Burada Bolşeviklerin yasaklamadığını, sadece silahların sahipliğini başka bir uçağa devrettiğini anlamak önemlidir. Ve "vidaların sıkılması", av silahlarının serbest dolaşımı ve genel militarizasyon ile dengelendi. sivil hayat. Ek olarak, o zamanın sivil tutkulularının çoğunluğu - fabrika yöneticileri, parti komiserleri ve toplu çiftlik ustalarına kadar siyasi açıdan önemli tüm insanlar, yanlarında bir tabanca vardı ve onlara bir haydut veya terörist gibi görünenlere ateş açabilirdi. Sınırlarda sürekli bir gerilimin olduğu bir dönemde, silahlar genellikle tehdit altındaki bölgelerde yaşayan on milyonlarca insanın ayrılmaz bir özelliğiydi ve örneğin, kolektifleştirme sırasında “yerdeki aşırılıklar” derhal yeterli bir silahlı tepkiyle karşılaştı ve bu da rotayı değiştirmenin ve “başarıdan kaynaklanan baş dönmesi”nin farkına varmanın nedenlerinden biriydi. O zamanın NKVD departmanlarının operasyonel raporları, köylülerin özellikle gayretli "kolektivistleri" acımasız atışlarla nasıl karşıladığına dair raporlarla doludur.

1953'ten sonra, silahların nüfus arasında dolaşımına ilişkin prosedürde yasal bir gevşeme de vardı. Böylece vatandaşlara av biletleri ile "sorun" olmadan ticaret organizasyonlarında av tüfeği silahlarını serbestçe satın alma hakkı verildi.Daha sonra bir grup avukat Yüksek Kurul RSFSR, silahlarla ilgili ilk faturayı hazırladı. Ona göre, "güvenilir vatandaşlar" (çarlık döneminde olduğu gibi, rejime sadık), kişisel mülkiyet hakları temelinde kısa namlulu olanlar da dahil olmak üzere ateşli silahlar edinmelerine izin verilmeliydi.
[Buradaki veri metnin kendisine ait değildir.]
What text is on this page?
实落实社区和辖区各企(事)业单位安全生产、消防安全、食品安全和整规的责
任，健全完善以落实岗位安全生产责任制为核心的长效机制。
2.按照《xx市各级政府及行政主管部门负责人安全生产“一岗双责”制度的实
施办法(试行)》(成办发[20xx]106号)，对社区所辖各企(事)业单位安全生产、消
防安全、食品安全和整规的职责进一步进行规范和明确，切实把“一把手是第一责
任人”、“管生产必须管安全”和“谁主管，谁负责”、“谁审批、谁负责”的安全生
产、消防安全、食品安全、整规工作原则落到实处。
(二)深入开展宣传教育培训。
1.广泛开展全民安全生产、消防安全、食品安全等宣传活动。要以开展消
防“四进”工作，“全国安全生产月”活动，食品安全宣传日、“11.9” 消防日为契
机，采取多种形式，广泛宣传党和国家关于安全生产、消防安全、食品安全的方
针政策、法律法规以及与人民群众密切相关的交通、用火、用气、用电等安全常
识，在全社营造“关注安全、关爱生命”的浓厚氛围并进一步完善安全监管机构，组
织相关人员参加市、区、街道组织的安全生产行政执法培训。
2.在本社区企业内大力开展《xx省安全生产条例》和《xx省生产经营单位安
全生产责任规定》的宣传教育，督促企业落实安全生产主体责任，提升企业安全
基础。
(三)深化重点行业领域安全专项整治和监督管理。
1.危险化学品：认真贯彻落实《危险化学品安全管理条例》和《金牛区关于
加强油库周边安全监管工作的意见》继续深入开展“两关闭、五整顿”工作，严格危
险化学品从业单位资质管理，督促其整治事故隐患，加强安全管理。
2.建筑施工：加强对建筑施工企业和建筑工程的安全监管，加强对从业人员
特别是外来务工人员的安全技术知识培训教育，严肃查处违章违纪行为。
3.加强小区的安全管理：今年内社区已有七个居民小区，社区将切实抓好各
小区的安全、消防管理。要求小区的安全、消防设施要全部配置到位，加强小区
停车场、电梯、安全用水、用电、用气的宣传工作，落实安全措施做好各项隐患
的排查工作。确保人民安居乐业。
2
Vatandaşlara hizmetten kaldırılan silah modellerinin (otomatik olanlar hariç) yanı sıra kupa ve ödünç verme silahlarını satması gerekiyordu (kullanılan mühimmatın gücü üzerinde herhangi bir kısıtlama planlanmadı). Yasa, biri hariç, en önemlisi hariç hemen hemen tüm örneklerin koordinasyonunu onayladı - 50'lerin sonunda, "fındıklar" orijinal konumlarına geldi.

1960'ların sonunda her şey değişti. Av silahlarının bile serbestçe bulundurulması yasaklandı ve avlanma ruhsatı gereklilikleri yeniden sağlandı. O zamandan beri polis ve ordu dışında hiç kimse özgürce silah sahibi olamadı. Silah, polis ve güvenlik görevlilerinin ayrıcalığı haline geldi. Sıradan bir vatandaş için av tüfeği bile aşağılayıcı bir "bilgi edinme" anlamına geliyordu. Bir kampanya, “minimum avı” geçmeye başladı ve bu da polis izin sistemiyle sonuçlandı. Ve polis sayısı beş kat arttı.